Hi Beebythesea, and welcome to the forum.
Where I think you might be running into trouble is thinking that the style sheets are the same settings as Scrivener’s default formatting in new documents.
For the defaults used with each new document created, you’ll want to review the settings in File > Options > Editing > Formatting. The settings used there will affect all text used in all new documents. And, it will also affect every Scrivener project.
For project-specific formatting, you’ll go to Project > Project Settings > Formatting and tick the box next to “Use different formatting for new documents in this project.”
These two options will only apply to new documents going forward. To apply those settings to existing documents, you can use the Documents > Convert > Text to Default Formatting command.
That command can be destructive, so I suggest duplicating a document and testing it first.

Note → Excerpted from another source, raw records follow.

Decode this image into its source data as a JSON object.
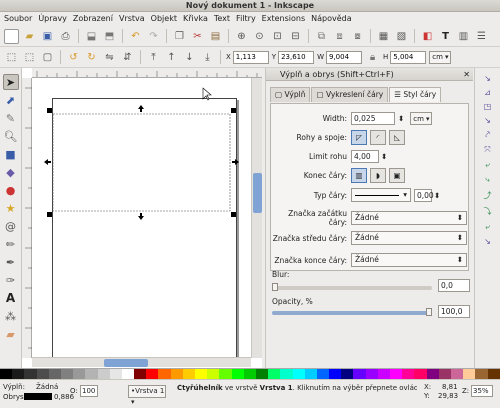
{
  "window": {
    "title": "Nový dokument 1 - Inkscape"
  },
  "menu": [
    "Soubor",
    "Úpravy",
    "Zobrazení",
    "Vrstva",
    "Objekt",
    "Křivka",
    "Text",
    "Filtry",
    "Extensions",
    "Nápověda"
  ],
  "coords": {
    "x_label": "X",
    "x_value": "1,113",
    "y_label": "Y",
    "y_value": "23,610",
    "w_label": "W",
    "w_value": "9,004",
    "h_label": "H",
    "h_value": "5,004",
    "unit": "cm"
  },
  "panel": {
    "title": "Výplň a obrys (Shift+Ctrl+F)",
    "tabs": [
      "Výplň",
      "Vykreslení čáry",
      "Styl čáry"
    ],
    "width_label": "Width:",
    "width_value": "0,025",
    "width_unit": "cm",
    "joins_label": "Rohy a spoje:",
    "miter_label": "Limit rohu",
    "miter_value": "4,00",
    "cap_label": "Konec čáry:",
    "dash_label": "Typ čáry:",
    "dash_value": "0,00",
    "start_marker_label": "Značka začátku čáry:",
    "start_marker_value": "Žádné",
    "mid_marker_label": "Značka středu čáry:",
    "mid_marker_value": "Žádné",
    "end_marker_label": "Značka konce čáry:",
    "end_marker_value": "Žádné",
    "blur_label": "Blur:",
    "blur_value": "0,0",
    "opacity_label": "Opacity, %",
    "opacity_value": "100,0"
  },
  "status": {
    "fill_label": "Výplň:",
    "fill_value": "Žádná",
    "stroke_label": "Obrys:",
    "stroke_value": "0,886",
    "opacity_label": "O:",
    "opacity_value": "100",
    "layer": "•Vrstva 1",
    "message_bold": "Čtyřúhelník",
    "message_mid": " ve vrstvě ",
    "message_layer": "Vrstva 1",
    "message_rest": ". Kliknutím na výběr přepnete ovládací ...",
    "x_label": "X:",
    "x_value": "8,81",
    "y_label": "Y:",
    "y_value": "29,83",
    "z_label": "Z:",
    "z_value": "35%"
  },
  "palette_colors": [
    "#000000",
    "#1a1a1a",
    "#333333",
    "#4d4d4d",
    "#666666",
    "#808080",
    "#999999",
    "#b3b3b3",
    "#cccccc",
    "#e6e6e6",
    "#ffffff",
    "#800000",
    "#ff0000",
    "#ff6600",
    "#ff9900",
    "#ffcc00",
    "#ffff00",
    "#ccff00",
    "#66ff00",
    "#00ff00",
    "#00cc00",
    "#008000",
    "#00ff66",
    "#00ffcc",
    "#00ffff",
    "#00ccff",
    "#0066ff",
    "#0000ff",
    "#000080",
    "#6600ff",
    "#9900ff",
    "#cc00ff",
    "#ff00ff",
    "#ff0099",
    "#ff0066",
    "#800080",
    "#993366",
    "#cc6699",
    "#ffcc99",
    "#996633",
    "#663300"
  ]
}
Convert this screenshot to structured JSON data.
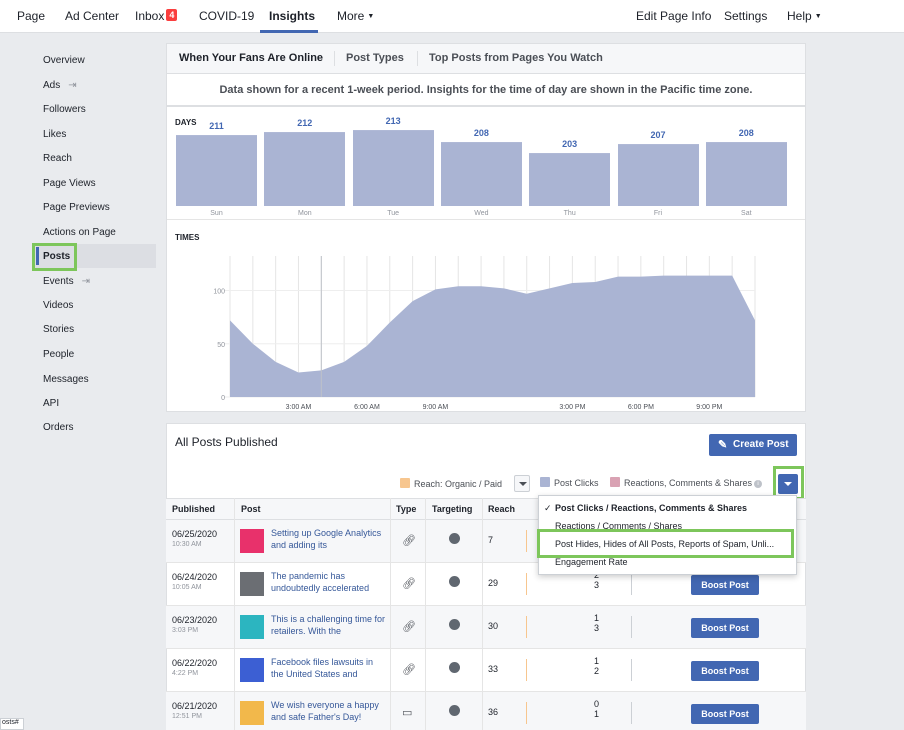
{
  "topnav": {
    "page": "Page",
    "ad_center": "Ad Center",
    "inbox": "Inbox",
    "inbox_badge": "4",
    "covid": "COVID-19",
    "insights": "Insights",
    "more": "More",
    "edit_page_info": "Edit Page Info",
    "settings": "Settings",
    "help": "Help"
  },
  "sidebar": {
    "items": [
      {
        "label": "Overview"
      },
      {
        "label": "Ads"
      },
      {
        "label": "Followers"
      },
      {
        "label": "Likes"
      },
      {
        "label": "Reach"
      },
      {
        "label": "Page Views"
      },
      {
        "label": "Page Previews"
      },
      {
        "label": "Actions on Page"
      },
      {
        "label": "Posts"
      },
      {
        "label": "Events"
      },
      {
        "label": "Videos"
      },
      {
        "label": "Stories"
      },
      {
        "label": "People"
      },
      {
        "label": "Messages"
      },
      {
        "label": "API"
      },
      {
        "label": "Orders"
      }
    ],
    "selected": "Posts"
  },
  "tabs": {
    "fans_online": "When Your Fans Are Online",
    "post_types": "Post Types",
    "top_posts": "Top Posts from Pages You Watch"
  },
  "notice": "Data shown for a recent 1-week period. Insights for the time of day are shown in the Pacific time zone.",
  "days_label": "DAYS",
  "times_label": "TIMES",
  "chart_data": [
    {
      "type": "bar",
      "title": "DAYS",
      "categories": [
        "Sun",
        "Mon",
        "Tue",
        "Wed",
        "Thu",
        "Fri",
        "Sat"
      ],
      "values": [
        211,
        212,
        213,
        208,
        203,
        207,
        208
      ],
      "color": "#aab4d3"
    },
    {
      "type": "area",
      "title": "TIMES",
      "x": [
        0,
        1,
        2,
        3,
        4,
        5,
        6,
        7,
        8,
        9,
        10,
        11,
        12,
        13,
        14,
        15,
        16,
        17,
        18,
        19,
        20,
        21,
        22,
        23
      ],
      "values": [
        72,
        50,
        33,
        23,
        25,
        33,
        48,
        70,
        90,
        101,
        104,
        104,
        102,
        97,
        102,
        107,
        108,
        113,
        113,
        114,
        114,
        114,
        114,
        72
      ],
      "x_tick_labels": [
        "3:00 AM",
        "6:00 AM",
        "9:00 AM",
        "3:00 PM",
        "6:00 PM",
        "9:00 PM"
      ],
      "x_tick_hours": [
        3,
        6,
        9,
        15,
        18,
        21
      ],
      "y_ticks": [
        0,
        50,
        100
      ],
      "ylim": [
        0,
        120
      ],
      "color": "#aab4d3"
    }
  ],
  "posts": {
    "title": "All Posts Published",
    "create_post": "Create Post",
    "legend_reach": "Reach: Organic / Paid",
    "legend_clicks": "Post Clicks",
    "legend_reactions": "Reactions, Comments & Shares",
    "colors": {
      "reach": "#f7c68f",
      "clicks": "#aab4d3",
      "reactions": "#d9a2b3"
    },
    "columns": [
      "Published",
      "Post",
      "Type",
      "Targeting",
      "Reach"
    ],
    "rows": [
      {
        "date": "06/25/2020",
        "time": "10:30 AM",
        "text": "Setting up Google Analytics and adding its",
        "type_icon": "link-icon",
        "reach": "7",
        "c1": "",
        "c2": "",
        "thumb": "#e8316b",
        "boost": ""
      },
      {
        "date": "06/24/2020",
        "time": "10:05 AM",
        "text": "The pandemic has undoubtedly accelerated",
        "type_icon": "link-icon",
        "reach": "29",
        "c1": "2",
        "c2": "3",
        "thumb": "#6b6e73",
        "boost": "Boost Post"
      },
      {
        "date": "06/23/2020",
        "time": "3:03 PM",
        "text": "This is a challenging time for retailers. With the",
        "type_icon": "link-icon",
        "reach": "30",
        "c1": "1",
        "c2": "3",
        "thumb": "#2cb5c0",
        "boost": "Boost Post"
      },
      {
        "date": "06/22/2020",
        "time": "4:22 PM",
        "text": "Facebook files lawsuits in the United States and",
        "type_icon": "link-icon",
        "reach": "33",
        "c1": "1",
        "c2": "2",
        "thumb": "#3c5fd3",
        "boost": "Boost Post"
      },
      {
        "date": "06/21/2020",
        "time": "12:51 PM",
        "text": "We wish everyone a happy and safe Father's Day!",
        "type_icon": "album-icon",
        "reach": "36",
        "c1": "0",
        "c2": "1",
        "thumb": "#f2b84b",
        "boost": "Boost Post"
      }
    ]
  },
  "menu": {
    "items": [
      {
        "label": "Post Clicks / Reactions, Comments & Shares",
        "checked": true
      },
      {
        "label": "Reactions / Comments / Shares",
        "checked": false
      },
      {
        "label": "Post Hides, Hides of All Posts, Reports of Spam, Unli...",
        "checked": false
      },
      {
        "label": "Engagement Rate",
        "checked": false
      }
    ]
  },
  "status_text": "osts#"
}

Another option for changing the global defaults is to use the formatting bar in the Scrivener main editor, select the text that has the formatting you’re using, and select the Format > Make Formatting Default command.
None of these above options are using Scrivener’s Styles, and there’s a reason for that.

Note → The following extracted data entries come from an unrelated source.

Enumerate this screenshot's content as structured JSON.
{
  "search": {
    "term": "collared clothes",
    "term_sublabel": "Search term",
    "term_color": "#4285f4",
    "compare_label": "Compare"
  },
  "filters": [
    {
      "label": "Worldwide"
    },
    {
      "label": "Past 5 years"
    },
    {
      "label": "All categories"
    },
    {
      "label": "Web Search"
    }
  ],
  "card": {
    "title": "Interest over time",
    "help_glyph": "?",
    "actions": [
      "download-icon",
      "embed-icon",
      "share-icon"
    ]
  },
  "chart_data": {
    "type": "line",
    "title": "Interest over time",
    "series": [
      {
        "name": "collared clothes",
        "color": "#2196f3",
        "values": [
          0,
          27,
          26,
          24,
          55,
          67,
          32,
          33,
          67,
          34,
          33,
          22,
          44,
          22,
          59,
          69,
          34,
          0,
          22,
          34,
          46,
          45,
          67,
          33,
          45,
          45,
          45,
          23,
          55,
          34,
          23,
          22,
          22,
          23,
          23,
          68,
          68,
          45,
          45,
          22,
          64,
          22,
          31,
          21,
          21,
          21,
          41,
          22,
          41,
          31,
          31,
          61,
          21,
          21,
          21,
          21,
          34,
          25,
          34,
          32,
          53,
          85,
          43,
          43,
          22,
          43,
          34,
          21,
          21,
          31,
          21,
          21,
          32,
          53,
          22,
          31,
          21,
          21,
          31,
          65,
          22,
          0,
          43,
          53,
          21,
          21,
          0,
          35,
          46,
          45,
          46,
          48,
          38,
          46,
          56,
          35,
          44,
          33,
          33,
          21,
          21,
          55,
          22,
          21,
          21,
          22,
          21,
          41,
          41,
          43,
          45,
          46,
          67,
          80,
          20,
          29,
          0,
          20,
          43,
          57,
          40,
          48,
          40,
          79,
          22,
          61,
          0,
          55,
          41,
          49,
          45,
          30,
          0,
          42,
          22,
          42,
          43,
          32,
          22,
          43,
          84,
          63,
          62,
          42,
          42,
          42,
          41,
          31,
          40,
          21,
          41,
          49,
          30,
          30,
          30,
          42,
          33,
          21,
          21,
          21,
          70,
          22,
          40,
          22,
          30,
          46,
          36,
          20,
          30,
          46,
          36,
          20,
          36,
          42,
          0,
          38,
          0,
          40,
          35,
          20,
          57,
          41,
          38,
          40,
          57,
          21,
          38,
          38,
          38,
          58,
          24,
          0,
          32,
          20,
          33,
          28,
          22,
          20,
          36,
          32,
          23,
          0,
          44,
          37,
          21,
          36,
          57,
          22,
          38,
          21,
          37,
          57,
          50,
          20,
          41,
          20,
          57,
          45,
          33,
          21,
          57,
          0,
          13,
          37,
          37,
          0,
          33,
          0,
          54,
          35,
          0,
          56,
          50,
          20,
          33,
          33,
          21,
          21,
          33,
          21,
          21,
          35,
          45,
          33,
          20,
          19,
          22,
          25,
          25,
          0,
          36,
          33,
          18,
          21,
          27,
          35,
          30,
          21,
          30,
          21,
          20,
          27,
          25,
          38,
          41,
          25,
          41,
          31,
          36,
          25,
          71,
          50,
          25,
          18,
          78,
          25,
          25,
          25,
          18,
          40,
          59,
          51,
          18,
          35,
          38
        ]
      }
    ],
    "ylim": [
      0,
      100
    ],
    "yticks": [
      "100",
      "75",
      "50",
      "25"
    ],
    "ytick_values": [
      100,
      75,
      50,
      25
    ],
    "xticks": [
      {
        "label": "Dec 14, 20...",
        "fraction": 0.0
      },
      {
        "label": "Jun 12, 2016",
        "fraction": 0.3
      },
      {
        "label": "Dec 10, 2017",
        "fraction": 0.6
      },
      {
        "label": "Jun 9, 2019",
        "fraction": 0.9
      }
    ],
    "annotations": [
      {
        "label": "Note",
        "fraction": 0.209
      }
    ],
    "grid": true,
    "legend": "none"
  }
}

In Scrivener, the default “No Style” is the equivalent of a “Body Style” in a true-word processing program like MS Word. When users are just getting starting with Scrivener, I’ll typically recommend that they leave most of the text using the “No Style” default and only use stylesheets for exceptions to the defaults like a block quote or quoting poetry or song lyrics in a prose document.

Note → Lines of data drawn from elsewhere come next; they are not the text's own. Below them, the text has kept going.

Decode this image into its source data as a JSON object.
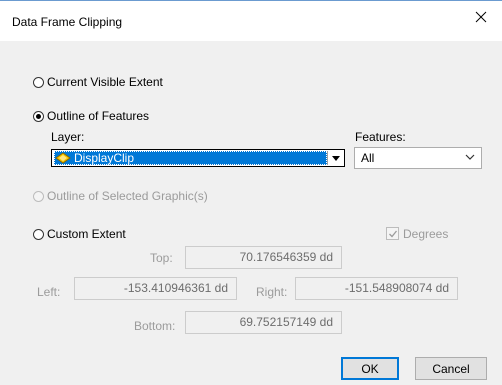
{
  "window": {
    "title": "Data Frame Clipping"
  },
  "options": {
    "current_visible_extent": "Current Visible Extent",
    "outline_of_features": "Outline of Features",
    "outline_of_selected_graphics": "Outline of Selected Graphic(s)",
    "custom_extent": "Custom Extent",
    "selected": "outline_of_features"
  },
  "layer": {
    "label": "Layer:",
    "value": "DisplayClip"
  },
  "features": {
    "label": "Features:",
    "value": "All"
  },
  "degrees": {
    "label": "Degrees",
    "checked": true
  },
  "extent": {
    "top_label": "Top:",
    "top_value": "70.176546359 dd",
    "left_label": "Left:",
    "left_value": "-153.410946361 dd",
    "right_label": "Right:",
    "right_value": "-151.548908074 dd",
    "bottom_label": "Bottom:",
    "bottom_value": "69.752157149 dd"
  },
  "buttons": {
    "ok": "OK",
    "cancel": "Cancel"
  },
  "colors": {
    "accent": "#0078d7",
    "dialog_bg": "#f0f0f0",
    "disabled_text": "#9b9b9b"
  }
}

The reason I recommend that is it allows Scrivener’s compile tools to have the maximum amount of flexibility when compiling the text to different output file types.
And, that’s one of the keys about using Scrivener. The text in the main editor can be styled for the user’s writing comfort, and all of those settings can be changed by the compile tools to match submissions standards.
For my work, I’ll use different fonts and font colors for each round of revisions and the “No Style” default. Then, I can compile to Manuscript Courier or whatever I need for the output file.
Does that help explain the behavior you’re seeing and which settings you’ll need to change?